Hef was born in Chicago in 1926. After serving in the Army and graduating from the University of Illinois, he found work as a copywriter for Esquire. After being denied a raise, he left Esquire in 1952 and raised a small sum of money to launch his own men’s magazine. He originally intended to call it Stag Party, but following the threat of a trademark suit from an outdoor publication, chose the name Playboy. The first undated issue was published in December, 1953, featured nude photos of Marilyn Monroe from a 1949 calendar shoot, and sold out in weeks. An iconic American brand was born.

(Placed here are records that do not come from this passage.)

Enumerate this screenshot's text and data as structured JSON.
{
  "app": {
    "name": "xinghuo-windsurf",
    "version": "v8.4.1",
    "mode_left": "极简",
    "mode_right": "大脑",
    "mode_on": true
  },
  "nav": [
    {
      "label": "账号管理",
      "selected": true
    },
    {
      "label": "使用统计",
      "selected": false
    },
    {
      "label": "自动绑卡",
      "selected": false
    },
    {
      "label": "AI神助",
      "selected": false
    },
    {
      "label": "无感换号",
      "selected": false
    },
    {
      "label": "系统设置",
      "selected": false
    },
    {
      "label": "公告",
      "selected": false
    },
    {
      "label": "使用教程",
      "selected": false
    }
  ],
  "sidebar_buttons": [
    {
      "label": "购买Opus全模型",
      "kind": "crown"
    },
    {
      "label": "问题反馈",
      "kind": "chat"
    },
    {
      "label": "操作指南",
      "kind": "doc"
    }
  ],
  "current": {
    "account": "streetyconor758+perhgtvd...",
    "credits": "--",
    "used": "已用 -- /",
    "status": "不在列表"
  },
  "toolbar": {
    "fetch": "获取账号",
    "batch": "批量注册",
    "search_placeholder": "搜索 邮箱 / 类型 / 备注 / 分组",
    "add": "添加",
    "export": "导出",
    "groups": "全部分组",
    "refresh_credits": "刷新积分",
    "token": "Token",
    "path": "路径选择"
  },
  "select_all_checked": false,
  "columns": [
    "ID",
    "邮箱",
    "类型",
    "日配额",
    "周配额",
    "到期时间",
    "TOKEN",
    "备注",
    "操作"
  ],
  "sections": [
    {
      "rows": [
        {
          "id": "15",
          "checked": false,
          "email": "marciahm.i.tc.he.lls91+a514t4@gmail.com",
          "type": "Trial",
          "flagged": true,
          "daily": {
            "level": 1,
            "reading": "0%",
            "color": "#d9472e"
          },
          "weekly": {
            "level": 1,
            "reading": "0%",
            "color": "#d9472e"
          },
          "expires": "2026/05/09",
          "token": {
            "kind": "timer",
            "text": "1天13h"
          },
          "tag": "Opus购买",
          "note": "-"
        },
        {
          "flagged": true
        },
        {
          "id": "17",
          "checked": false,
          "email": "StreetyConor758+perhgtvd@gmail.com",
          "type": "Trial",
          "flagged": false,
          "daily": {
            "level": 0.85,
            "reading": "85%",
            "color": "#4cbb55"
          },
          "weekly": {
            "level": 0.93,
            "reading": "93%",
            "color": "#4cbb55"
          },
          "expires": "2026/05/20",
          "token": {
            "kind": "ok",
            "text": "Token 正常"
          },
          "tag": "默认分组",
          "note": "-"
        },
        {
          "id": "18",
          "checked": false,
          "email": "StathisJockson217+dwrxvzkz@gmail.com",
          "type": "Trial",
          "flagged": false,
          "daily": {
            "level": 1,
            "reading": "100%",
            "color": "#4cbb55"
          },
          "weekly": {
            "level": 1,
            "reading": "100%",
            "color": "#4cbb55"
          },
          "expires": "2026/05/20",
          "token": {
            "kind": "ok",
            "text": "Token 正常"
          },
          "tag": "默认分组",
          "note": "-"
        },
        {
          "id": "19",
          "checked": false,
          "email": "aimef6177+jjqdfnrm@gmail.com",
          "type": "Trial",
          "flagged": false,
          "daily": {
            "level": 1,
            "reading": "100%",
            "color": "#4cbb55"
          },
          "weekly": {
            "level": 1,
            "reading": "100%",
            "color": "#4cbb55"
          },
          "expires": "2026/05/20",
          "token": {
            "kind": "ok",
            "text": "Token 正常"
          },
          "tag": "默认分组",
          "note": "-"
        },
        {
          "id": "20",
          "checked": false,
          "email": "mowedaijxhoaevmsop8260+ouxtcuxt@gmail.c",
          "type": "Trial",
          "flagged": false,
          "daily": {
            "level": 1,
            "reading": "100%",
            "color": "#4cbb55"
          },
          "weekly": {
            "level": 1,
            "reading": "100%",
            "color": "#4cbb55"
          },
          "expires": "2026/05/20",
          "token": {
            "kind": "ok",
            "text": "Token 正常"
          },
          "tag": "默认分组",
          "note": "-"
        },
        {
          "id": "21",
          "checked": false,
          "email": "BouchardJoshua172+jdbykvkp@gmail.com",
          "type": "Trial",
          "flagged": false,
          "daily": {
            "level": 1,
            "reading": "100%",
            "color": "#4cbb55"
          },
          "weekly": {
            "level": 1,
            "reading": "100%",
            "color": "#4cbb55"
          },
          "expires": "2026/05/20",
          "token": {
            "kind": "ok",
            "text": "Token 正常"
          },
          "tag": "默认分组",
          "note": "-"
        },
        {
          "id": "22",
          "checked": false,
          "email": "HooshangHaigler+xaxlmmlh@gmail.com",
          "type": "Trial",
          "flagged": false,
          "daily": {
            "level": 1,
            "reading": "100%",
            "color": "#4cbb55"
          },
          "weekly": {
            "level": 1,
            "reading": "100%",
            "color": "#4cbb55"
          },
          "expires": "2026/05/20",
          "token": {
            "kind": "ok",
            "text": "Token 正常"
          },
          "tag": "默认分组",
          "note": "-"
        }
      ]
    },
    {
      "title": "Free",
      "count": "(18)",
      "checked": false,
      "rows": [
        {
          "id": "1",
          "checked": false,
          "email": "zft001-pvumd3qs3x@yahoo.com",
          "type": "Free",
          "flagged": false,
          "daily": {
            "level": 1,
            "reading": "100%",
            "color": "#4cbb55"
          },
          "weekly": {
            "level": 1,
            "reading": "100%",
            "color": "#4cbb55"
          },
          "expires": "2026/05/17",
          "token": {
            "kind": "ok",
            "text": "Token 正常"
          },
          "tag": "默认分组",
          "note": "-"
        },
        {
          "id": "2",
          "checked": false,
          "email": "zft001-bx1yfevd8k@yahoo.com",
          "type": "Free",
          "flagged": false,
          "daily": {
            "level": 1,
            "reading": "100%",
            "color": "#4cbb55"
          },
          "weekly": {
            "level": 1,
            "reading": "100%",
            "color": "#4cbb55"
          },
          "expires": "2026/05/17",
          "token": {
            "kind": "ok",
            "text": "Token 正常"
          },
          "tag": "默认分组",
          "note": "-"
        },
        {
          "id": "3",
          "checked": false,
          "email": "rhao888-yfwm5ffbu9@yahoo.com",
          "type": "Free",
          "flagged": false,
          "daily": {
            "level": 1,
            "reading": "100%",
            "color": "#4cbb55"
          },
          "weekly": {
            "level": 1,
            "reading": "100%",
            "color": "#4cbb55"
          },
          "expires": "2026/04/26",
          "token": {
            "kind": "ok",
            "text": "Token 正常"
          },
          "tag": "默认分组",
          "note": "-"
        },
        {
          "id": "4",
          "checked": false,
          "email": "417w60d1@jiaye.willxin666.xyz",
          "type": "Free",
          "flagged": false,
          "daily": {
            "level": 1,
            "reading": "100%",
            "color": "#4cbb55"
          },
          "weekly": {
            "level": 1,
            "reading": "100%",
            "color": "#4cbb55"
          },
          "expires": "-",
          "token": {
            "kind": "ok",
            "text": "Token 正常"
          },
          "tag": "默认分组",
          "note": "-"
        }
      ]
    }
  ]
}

In 1974, Hef bought a 22,000 square foot Gothic-Tudor style house situated on over five acres in the Holmby Hills area of Los Angeles, bordering the LA Country Club, and named it the Playboy Mansion West. The rest is history. Fueled by the wild, sexually-uninhibited parties that Hef hosted there over the next four decades, the Playboy Mansion entered American pop culture as the embodiment of hedonism. It was no surprise that when I wrote my tale of adventure as a single, thirty-something guy, attending a party at the Mansion was at the top of my wish list.
At that party, I encountered Hef, who was 83 at the time. He trundled out late in the evening and sat in a cabana with a coterie of a half dozen Playmates, clad in his trademark pajamas. He seemed tired and slightly out of it, but that didn’t stop him from making out with each of those Playmates over the course of the next hour. It was memorable, but I also found the scene a little sad. Hef was like the old lion at the circus: past his prime and tired, trotted out to pose and put on a show for the assembled masses. Still, the guy was having more fun than probably any other 83-year old in history, so I didn’t feel that bad for him.
In recent years, parties at the Mansion mostly faded into history as an ailing Hef kept an increasingly low profile. His passing on September 28 represents the literal end of an era; the Mansion was sold for $100 million in August 2016. The buyer, private equity investor Daren Metropoulos, agreed to let Hef stay in the house for the remainder of his life. Sadly, I assume it will now be a matter of months before the heavy construction equipment arrives to begin renovating the grounds, forever consigning spots like the infamous Grotto to the dustbin of sexual history.
So if you want the inside story on what it was like to party at the Mansion, you’ll have to read about it—The Best Year Ever is a great start. But first, raise a glass—or a little blue pill—to the swingingest dude of them all—Hugh Hefner. Hef, you were one of a kind. RIP.